Arkansas flexes its muscle
At the state level, all eyes are on Arkansas, where the state says it has begun to enforce its 2021 law prohibiting manufacturers from denying 340B pricing at contact pharmacies. It has already told at least four drugmakers they may be in violation, according to 340B Report.
Arkansas had agreed to pause enforcement of its law in March pending review of a legal challenge by the Pharmaceutical Research and Manufacturers of America (PhRMA). The state says it lifted the stay due to the “indeterminate time period” for the federal appellate review and the “immediate need” of hospitals, adding it will proceed with enforcement of current and prospective complaints. Oral arguments in PhRMA’s appeal are scheduled for Sept. 20.

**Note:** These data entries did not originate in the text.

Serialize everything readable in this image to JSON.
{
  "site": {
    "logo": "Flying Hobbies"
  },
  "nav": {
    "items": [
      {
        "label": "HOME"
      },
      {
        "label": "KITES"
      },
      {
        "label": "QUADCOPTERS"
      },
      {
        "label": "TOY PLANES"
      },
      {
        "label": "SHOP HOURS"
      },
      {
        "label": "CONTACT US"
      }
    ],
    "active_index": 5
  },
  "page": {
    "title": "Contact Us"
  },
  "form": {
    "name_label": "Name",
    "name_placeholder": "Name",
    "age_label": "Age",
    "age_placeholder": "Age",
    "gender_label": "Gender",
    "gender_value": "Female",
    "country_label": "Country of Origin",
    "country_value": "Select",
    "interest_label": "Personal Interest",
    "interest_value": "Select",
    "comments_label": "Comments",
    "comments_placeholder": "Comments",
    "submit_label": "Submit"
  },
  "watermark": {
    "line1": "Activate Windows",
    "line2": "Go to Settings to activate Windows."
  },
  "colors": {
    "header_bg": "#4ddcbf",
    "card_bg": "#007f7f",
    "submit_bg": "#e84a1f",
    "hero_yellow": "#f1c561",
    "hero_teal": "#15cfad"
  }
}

Some drugmakers have loosened their contract pharmacy restrictions in response. Merck eased its restrictions in both Arkansas and Louisiana, whose similar law went into effect Aug. 1. Teva Pharmaceuticals also lifted its policy in Louisiana, where it had agreed to settle separate lawsuits involving opioids and price fixing in recent years.
AstraZeneca, meanwhile, has filed a federal lawsuit against Louisiana over its law, which it argues is unconstitutional. PhRMA has also sued to stop the law.
Part B remedy fallout
The Centers for Medicare and Medicaid Services has extended the deadline for submitting feedback on its proposed Part B remedy to 340B hospitals by six days until Sept. 11. The American Hospital Association told CMS it is “greatly disappointed” that HHS, in devising its remedy for nearly five years of reduced Medicare Part B payments that the Supreme Court ruled were illegal, proposes $7.8 billion worth of budget-neutral cuts in other areas to hospitals over 16 years.
In a highly detailed, 30-page letter filled with legal citations, the hospital group argues there is no legal precedent for the policy and that HHS should scrap or drastically reduce the budget neutrality adjustment to “avoid exposing itself to potential litigation from any of the thousands of OPPS entities” subject to the cuts.
We’ve been expecting lawsuits over the budget-neutral offset — remember, AHA was the lead plaintiff in the Part B case that SCOTUS decided last year — but those will probably come if and when the remedy proposal becomes final policy. Stay tuned.
Finally, the FDA said it will delay by one year the implementation of new electronic tracking for prescription drugs outlined under the Drug Supply Chain Security Act, to Nov. 27, 2024. With so many other demands on pharmacists’ time, this is one requirement we’re happy to see pushed back.
We hope you had a restful Labor Day weekend. It promises to be a busy fall on the 340B front and we’re excited to see what comes next.